Previously, the e-commerce giant’s one-hour delivery service offered only goods sold through the platform. Now shoppers in the Big Apple who can’t find what they want among the tens of thousands of items listed on Amazon can place orders from D’Agostino, Gourmet Garage, and Billy’s Bakery, with plans to add Eataly and Westside Market next.
All of these stores are upscale chains that offer meals and fresh groceries (except for Billy’s Bakery, which, as you might have guessed, sells baked goods).
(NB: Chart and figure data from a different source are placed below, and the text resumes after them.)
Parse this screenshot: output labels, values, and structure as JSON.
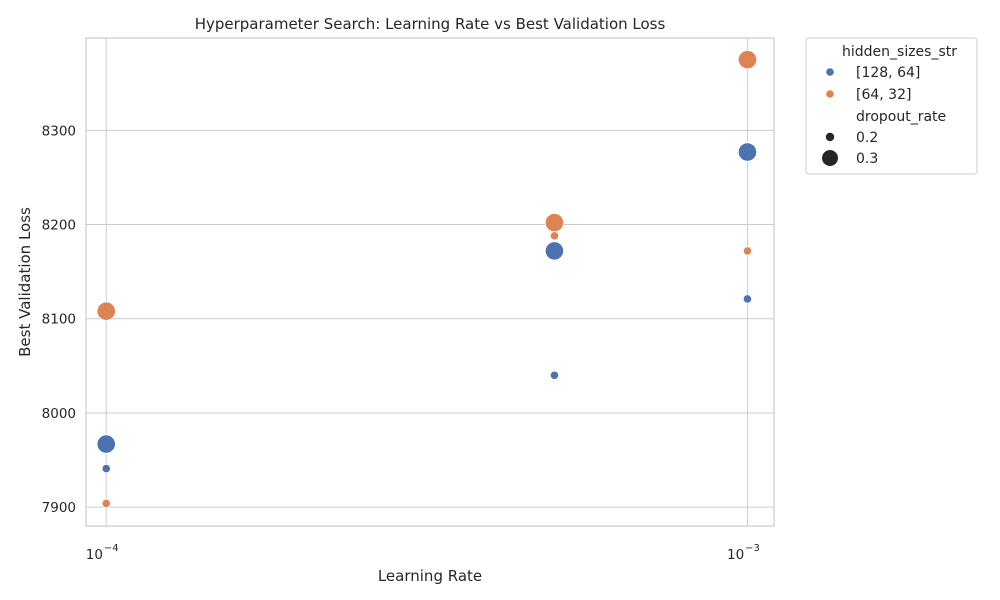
{
  "chart_data": {
    "type": "scatter",
    "title": "Hyperparameter Search: Learning Rate vs Best Validation Loss",
    "xlabel": "Learning Rate",
    "ylabel": "Best Validation Loss",
    "x_scale": "log",
    "xlim": [
      9.3e-05,
      0.0011
    ],
    "ylim": [
      7880,
      8398
    ],
    "x_ticks": [
      {
        "value": 0.0001,
        "base": "10",
        "exp": "−4"
      },
      {
        "value": 0.001,
        "base": "10",
        "exp": "−3"
      }
    ],
    "y_ticks": [
      {
        "value": 7900,
        "label": "7900"
      },
      {
        "value": 8000,
        "label": "8000"
      },
      {
        "value": 8100,
        "label": "8100"
      },
      {
        "value": 8200,
        "label": "8200"
      },
      {
        "value": 8300,
        "label": "8300"
      }
    ],
    "grid": true,
    "legend_position": "outside-right",
    "hue": {
      "title": "hidden_sizes_str",
      "entries": [
        {
          "label": "[128, 64]",
          "color": "#4c72b0"
        },
        {
          "label": "[64, 32]",
          "color": "#dd8452"
        }
      ]
    },
    "size": {
      "title": "dropout_rate",
      "entries": [
        {
          "label": "0.2",
          "value": 0.2
        },
        {
          "label": "0.3",
          "value": 0.3
        }
      ]
    },
    "points": [
      {
        "x": 0.0001,
        "y": 7967,
        "hidden_sizes_str": "[128, 64]",
        "dropout_rate": 0.3
      },
      {
        "x": 0.0001,
        "y": 7941,
        "hidden_sizes_str": "[128, 64]",
        "dropout_rate": 0.2
      },
      {
        "x": 0.0001,
        "y": 8108,
        "hidden_sizes_str": "[64, 32]",
        "dropout_rate": 0.3
      },
      {
        "x": 0.0001,
        "y": 7904,
        "hidden_sizes_str": "[64, 32]",
        "dropout_rate": 0.2
      },
      {
        "x": 0.0005,
        "y": 8172,
        "hidden_sizes_str": "[128, 64]",
        "dropout_rate": 0.3
      },
      {
        "x": 0.0005,
        "y": 8040,
        "hidden_sizes_str": "[128, 64]",
        "dropout_rate": 0.2
      },
      {
        "x": 0.0005,
        "y": 8202,
        "hidden_sizes_str": "[64, 32]",
        "dropout_rate": 0.3
      },
      {
        "x": 0.0005,
        "y": 8188,
        "hidden_sizes_str": "[64, 32]",
        "dropout_rate": 0.2
      },
      {
        "x": 0.001,
        "y": 8277,
        "hidden_sizes_str": "[128, 64]",
        "dropout_rate": 0.3
      },
      {
        "x": 0.001,
        "y": 8121,
        "hidden_sizes_str": "[128, 64]",
        "dropout_rate": 0.2
      },
      {
        "x": 0.001,
        "y": 8375,
        "hidden_sizes_str": "[64, 32]",
        "dropout_rate": 0.3
      },
      {
        "x": 0.001,
        "y": 8172,
        "hidden_sizes_str": "[64, 32]",
        "dropout_rate": 0.2
      }
    ]
  }
}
This puts Prime Now in an even closer rivalry with other on-demand services like grocery delivery startup Instacart and Postmates, which focuses on orders from local restaurants and drugstores.
The expanded version of Prime Now is currently available in a handful of neighborhoods, but will extend to cover all of Manhattan in the next few weeks.
In a statement, Amazon senior vice president of worldwide operations Dave Clark said the company plans to add local stores to the other cities — Atlanta, Austin, Baltimore, Brooklyn, Dallas, and Miami — where Prime Now is available.
Launched in December, Prime Now is not only designed to lure more customers to its Amazon Prime program, which costs $99 a year and is a key source of recurring revenue for the company, but also to build the company’s last-mile logistics network in major cities (for example, in Manhattan, it uses the subway system among other methods).
As shoppers become increasingly used to getting whatever they want almost instantaneously, extending Prime Now will help Amazon compete against on-demand delivery startups, other e-commerce businesses like eBay, and even Uber, which is testing a merchant delivery program.